Make 1980 the 'Year of the Coast'

If 1980 is indeed to be the "Year of the Coast," as proclaimed by President Carter and enthusiastically endorsed on New Year's Day by thousands of other Americans concerned about the erosion, pollution, and over- development of the 80,000-mile US shoreline, the national attention such a designation implies comes not a minute too soon. In the years that have lapsed since Congress enacted the Coastal Zone Management Act of 1972, far too little progress has been made in carrying out its provisions for regulating coastal development and balancing the environmental, recreational, energy, and other needs that frequently come into conflict on the nation's imperiled beaches and offshore islands.

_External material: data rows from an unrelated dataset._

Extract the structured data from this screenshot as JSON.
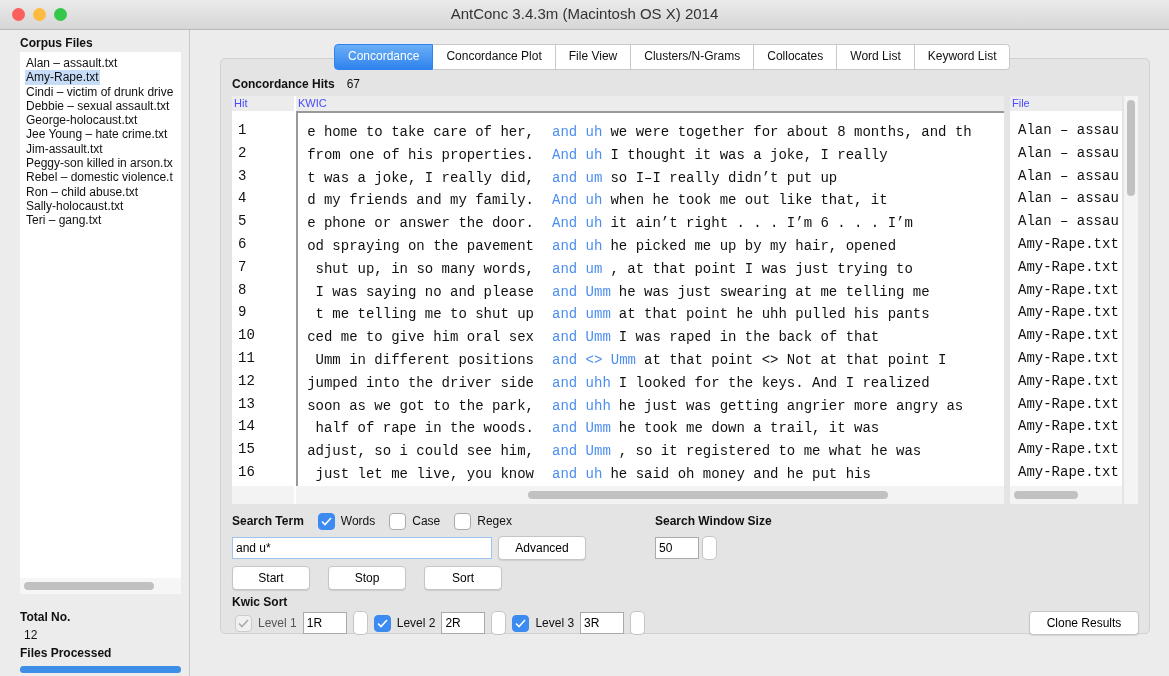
{
  "window": {
    "title": "AntConc 3.4.3m (Macintosh OS X) 2014"
  },
  "corpus_files": {
    "title": "Corpus Files",
    "items": [
      {
        "label": "Alan – assault.txt",
        "selected": false
      },
      {
        "label": "Amy-Rape.txt",
        "selected": true
      },
      {
        "label": "Cindi – victim of drunk drive",
        "selected": false
      },
      {
        "label": "Debbie – sexual assault.txt",
        "selected": false
      },
      {
        "label": "George-holocaust.txt",
        "selected": false
      },
      {
        "label": "Jee Young – hate crime.txt",
        "selected": false
      },
      {
        "label": "Jim-assault.txt",
        "selected": false
      },
      {
        "label": "Peggy-son killed in arson.tx",
        "selected": false
      },
      {
        "label": "Rebel – domestic violence.t",
        "selected": false
      },
      {
        "label": "Ron – child abuse.txt",
        "selected": false
      },
      {
        "label": "Sally-holocaust.txt",
        "selected": false
      },
      {
        "label": "Teri – gang.txt",
        "selected": false
      }
    ]
  },
  "totals": {
    "total_label": "Total No.",
    "total_value": "12",
    "processed_label": "Files Processed",
    "level": 1
  },
  "tabs": [
    {
      "label": "Concordance",
      "selected": true
    },
    {
      "label": "Concordance Plot",
      "selected": false
    },
    {
      "label": "File View",
      "selected": false
    },
    {
      "label": "Clusters/N-Grams",
      "selected": false
    },
    {
      "label": "Collocates",
      "selected": false
    },
    {
      "label": "Word List",
      "selected": false
    },
    {
      "label": "Keyword List",
      "selected": false
    }
  ],
  "hits": {
    "label": "Concordance Hits",
    "value": "67"
  },
  "table": {
    "columns": [
      "Hit",
      "KWIC",
      "File"
    ],
    "rows": [
      {
        "hit": "1",
        "left": "e home to take care of her,",
        "keyword": "and uh",
        "right": "we were together for about 8 months, and th",
        "file": "Alan – assau"
      },
      {
        "hit": "2",
        "left": "from one of his properties.",
        "keyword": "And uh",
        "right": "I thought it was a joke, I really",
        "file": "Alan – assau"
      },
      {
        "hit": "3",
        "left": "t was a joke, I really did,",
        "keyword": "and um",
        "right": "so I–I really didn’t put up",
        "file": "Alan – assau"
      },
      {
        "hit": "4",
        "left": "d my friends and my family.",
        "keyword": "And uh",
        "right": "when he took me out like that, it",
        "file": "Alan – assau"
      },
      {
        "hit": "5",
        "left": "e phone or answer the door.",
        "keyword": "And uh",
        "right": "it ain’t right . . . I’m 6 . . . I’m",
        "file": "Alan – assau"
      },
      {
        "hit": "6",
        "left": "od spraying on the pavement",
        "keyword": "and uh",
        "right": "he picked me up by my hair, opened",
        "file": "Amy-Rape.txt"
      },
      {
        "hit": "7",
        "left": "shut up, in so many words,",
        "keyword": "and um",
        "right": ", at that point I was just trying to",
        "file": "Amy-Rape.txt"
      },
      {
        "hit": "8",
        "left": "I was saying no and please",
        "keyword": "and Umm",
        "right": "he was just swearing at me telling me",
        "file": "Amy-Rape.txt"
      },
      {
        "hit": "9",
        "left": "t me telling me to shut up",
        "keyword": "and umm",
        "right": "at that point he uhh pulled his pants",
        "file": "Amy-Rape.txt"
      },
      {
        "hit": "10",
        "left": "ced me to give him oral sex",
        "keyword": "and Umm",
        "right": "I was raped in the back of that",
        "file": "Amy-Rape.txt"
      },
      {
        "hit": "11",
        "left": "Umm in different positions",
        "keyword": "and  <> Umm",
        "right": "at that point <> Not at that point I",
        "file": "Amy-Rape.txt"
      },
      {
        "hit": "12",
        "left": "jumped into the driver side",
        "keyword": "and uhh",
        "right": "I looked for the keys. And I realized",
        "file": "Amy-Rape.txt"
      },
      {
        "hit": "13",
        "left": "soon as we got to the park,",
        "keyword": "and uhh",
        "right": "he just was getting angrier more angry as",
        "file": "Amy-Rape.txt"
      },
      {
        "hit": "14",
        "left": "half of rape in the woods.",
        "keyword": "and Umm",
        "right": "he took me down a trail, it was",
        "file": "Amy-Rape.txt"
      },
      {
        "hit": "15",
        "left": "adjust, so i could see him,",
        "keyword": "and Umm",
        "right": ", so it registered to me what he was",
        "file": "Amy-Rape.txt"
      },
      {
        "hit": "16",
        "left": "just let me live, you know",
        "keyword": "and uh",
        "right": "he said oh money and he put his",
        "file": "Amy-Rape.txt"
      }
    ]
  },
  "search": {
    "label": "Search Term",
    "options": [
      {
        "label": "Words",
        "checked": true
      },
      {
        "label": "Case",
        "checked": false
      },
      {
        "label": "Regex",
        "checked": false
      }
    ],
    "value": "and u*",
    "advanced": "Advanced",
    "buttons": [
      "Start",
      "Stop",
      "Sort"
    ]
  },
  "window_size": {
    "label": "Search Window Size",
    "value": "50"
  },
  "kwic_sort": {
    "label": "Kwic Sort",
    "levels": [
      {
        "label": "Level 1",
        "checked": true,
        "disabled": true,
        "value": "1R"
      },
      {
        "label": "Level 2",
        "checked": true,
        "disabled": false,
        "value": "2R"
      },
      {
        "label": "Level 3",
        "checked": true,
        "disabled": false,
        "value": "3R"
      }
    ]
  },
  "clone": "Clone Results"
}
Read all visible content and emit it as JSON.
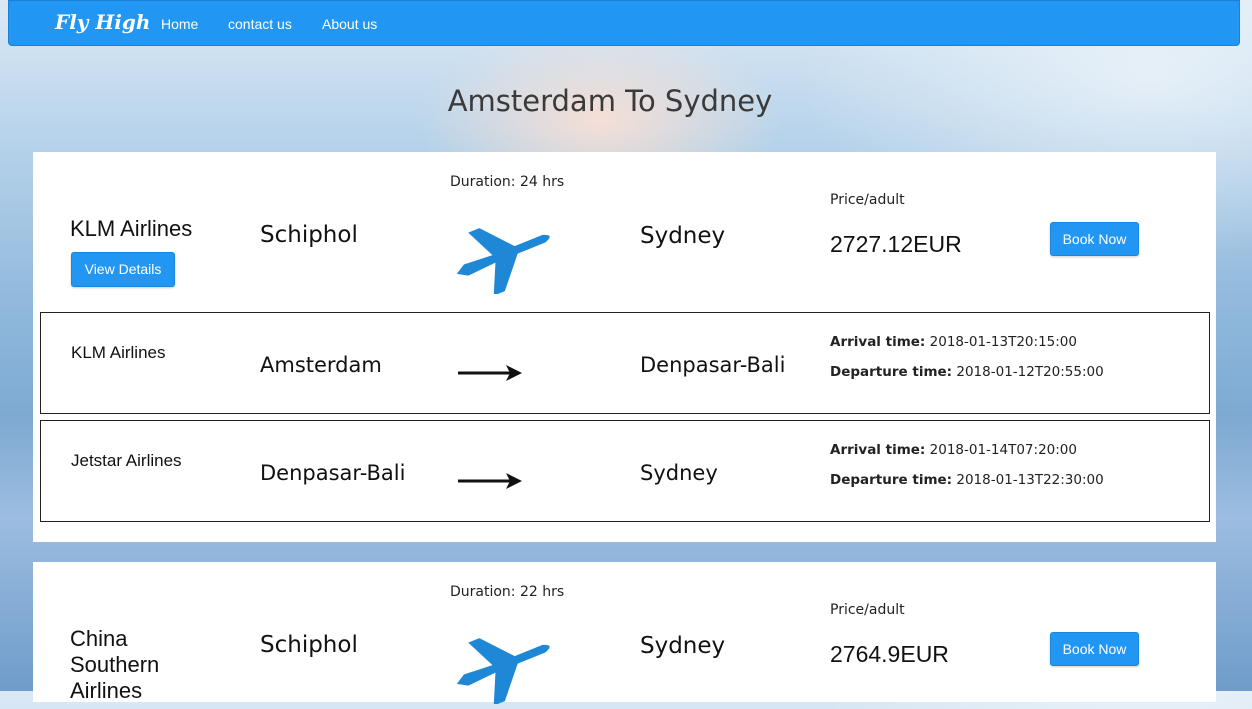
{
  "navbar": {
    "brand": "Fly High",
    "links": [
      "Home",
      "contact us",
      "About us"
    ]
  },
  "page_title": "Amsterdam To Sydney",
  "flights": [
    {
      "airline": "KLM Airlines",
      "from": "Schiphol",
      "to": "Sydney",
      "duration": "Duration: 24 hrs",
      "price_label": "Price/adult",
      "price": "2727.12EUR",
      "view_details": "View Details",
      "book_now": "Book Now",
      "segments": [
        {
          "airline": "KLM Airlines",
          "from": "Amsterdam",
          "to": "Denpasar-Bali",
          "arrival_label": "Arrival time:",
          "arrival": "2018-01-13T20:15:00",
          "departure_label": "Departure time:",
          "departure": "2018-01-12T20:55:00"
        },
        {
          "airline": "Jetstar Airlines",
          "from": "Denpasar-Bali",
          "to": "Sydney",
          "arrival_label": "Arrival time:",
          "arrival": "2018-01-14T07:20:00",
          "departure_label": "Departure time:",
          "departure": "2018-01-13T22:30:00"
        }
      ]
    },
    {
      "airline": "China Southern Airlines",
      "from": "Schiphol",
      "to": "Sydney",
      "duration": "Duration: 22 hrs",
      "price_label": "Price/adult",
      "price": "2764.9EUR",
      "book_now": "Book Now"
    }
  ],
  "colors": {
    "accent": "#2196f3",
    "plane": "#1e88d6"
  },
  "icons": {
    "plane": "airplane-icon",
    "arrow": "right-arrow-icon"
  }
}
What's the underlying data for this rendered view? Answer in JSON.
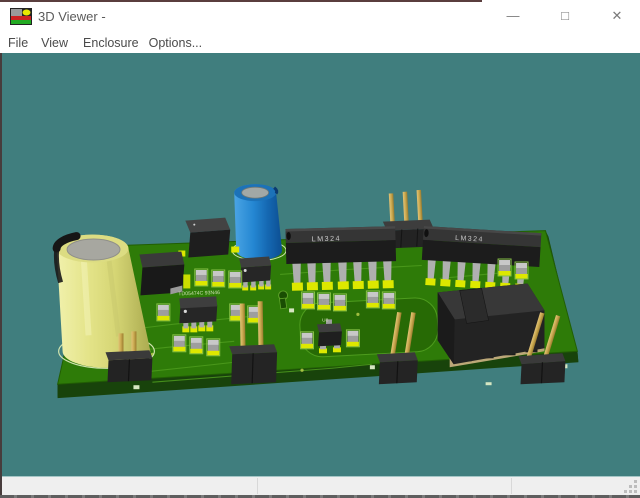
{
  "window": {
    "title": "3D Viewer -",
    "controls": {
      "minimize": "—",
      "maximize": "□",
      "close": "✕"
    }
  },
  "menu": {
    "items": [
      {
        "label": "File"
      },
      {
        "label": "View"
      },
      {
        "label": "Enclosure"
      },
      {
        "label": "Options..."
      }
    ]
  },
  "viewport": {
    "background_color": "#407E7E",
    "board": {
      "top_color": "#2E7B08",
      "side_color": "#1A4A08",
      "pad_color": "#DDE800",
      "trace_color": "#4E9C1E",
      "silkscreen_color": "#CFE3AE"
    },
    "silkscreen": {
      "dip1": "LM324",
      "dip2": "LM324",
      "soic1": "TD05474C 93N46",
      "sot": "U8"
    },
    "components": [
      {
        "name": "yellow-electrolytic-capacitor",
        "type": "radial electrolytic capacitor",
        "color": "#DCDC78"
      },
      {
        "name": "blue-electrolytic-capacitor",
        "type": "radial electrolytic capacitor",
        "color": "#1E7CC8"
      },
      {
        "name": "dip14-ic-1",
        "type": "DIP-14 IC",
        "label": "LM324"
      },
      {
        "name": "dip14-ic-2",
        "type": "DIP-14 IC",
        "label": "LM324"
      },
      {
        "name": "soic8-ic-1",
        "type": "SOIC-8 IC"
      },
      {
        "name": "soic8-ic-2",
        "type": "SOIC-8 IC"
      },
      {
        "name": "black-connector",
        "type": "molded connector block"
      },
      {
        "name": "black-module",
        "type": "molded SMD component"
      },
      {
        "name": "black-chip",
        "type": "square SMD chip"
      },
      {
        "name": "pin-header-3pin-top",
        "type": "pin header, gold pins"
      },
      {
        "name": "pin-header-2pin-under-cap",
        "type": "pin header socket"
      },
      {
        "name": "pin-header-2pin-middle",
        "type": "pin header, gold pins"
      },
      {
        "name": "pin-header-2pin-right",
        "type": "pin header, gold pins"
      },
      {
        "name": "pin-header-2pin-far-right",
        "type": "pin header, gold pins"
      },
      {
        "name": "sot23-transistor",
        "type": "SOT-23",
        "label": "U8"
      },
      {
        "name": "smd-passives",
        "type": "SMD resistor/capacitor",
        "count": 18
      }
    ]
  },
  "status_bar": {
    "sections": [
      {
        "text": ""
      },
      {
        "text": ""
      },
      {
        "text": ""
      }
    ]
  }
}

It is to be hoped that this new show of concern signals an end to the public apathy and neglect that have fostered the continued haphazard growth and overpopulation of coastal areas, a trend that does more than threaten the destruction of irreplaceable wildlife and natural resources of fragile ecosystems along the shoreline. Lives and property, too, are at stake because federal and state policies encourage people to build and rebuild on beaches that are assaulted by erosion, repeated hurricanes and "northeasters," and other natural disasters. Costly man-made rescue efforts have proved futile in protecting sandy shores from nature's forces, and millions of taxpayers' dollars in disaster aid and flood insurance, for instance, go to rebuild time and again homes and stores in locations where flooding and hurricanes are known to pose constant threats.

The lack of enthusiasm for coastal zone management -- and outright hostility to it in some waterfront communities where residents resent outside interference -- is reflected in the slowness of coastal states to draw up management plans satisfactory to federal officials. In seven years, only 19 of the 35 states along the US shoreline have produced federally approved management programs. As demand for offshore oil drilling and coastal retirement and recreation communities has grown, so has resistance to developing overall strategies for regulating the coasts.

President Carter has called for "a clear national coastal protection policy" -- a proposal which Congress should give urgent consideration as it takes up reauthorization of the Coastal Zone Management Act early this year. The lawmakers, among other things, should increase the federal inducements for states and waterfront communities to develop management plans. And they need to reassess the federal government's role in encouraging the overdevelopment of shoreline areas. Congress could provide the needed leadership in this Year of the Coast to shift the tide of public opinion more toward protecting and preserving the precious US coastline.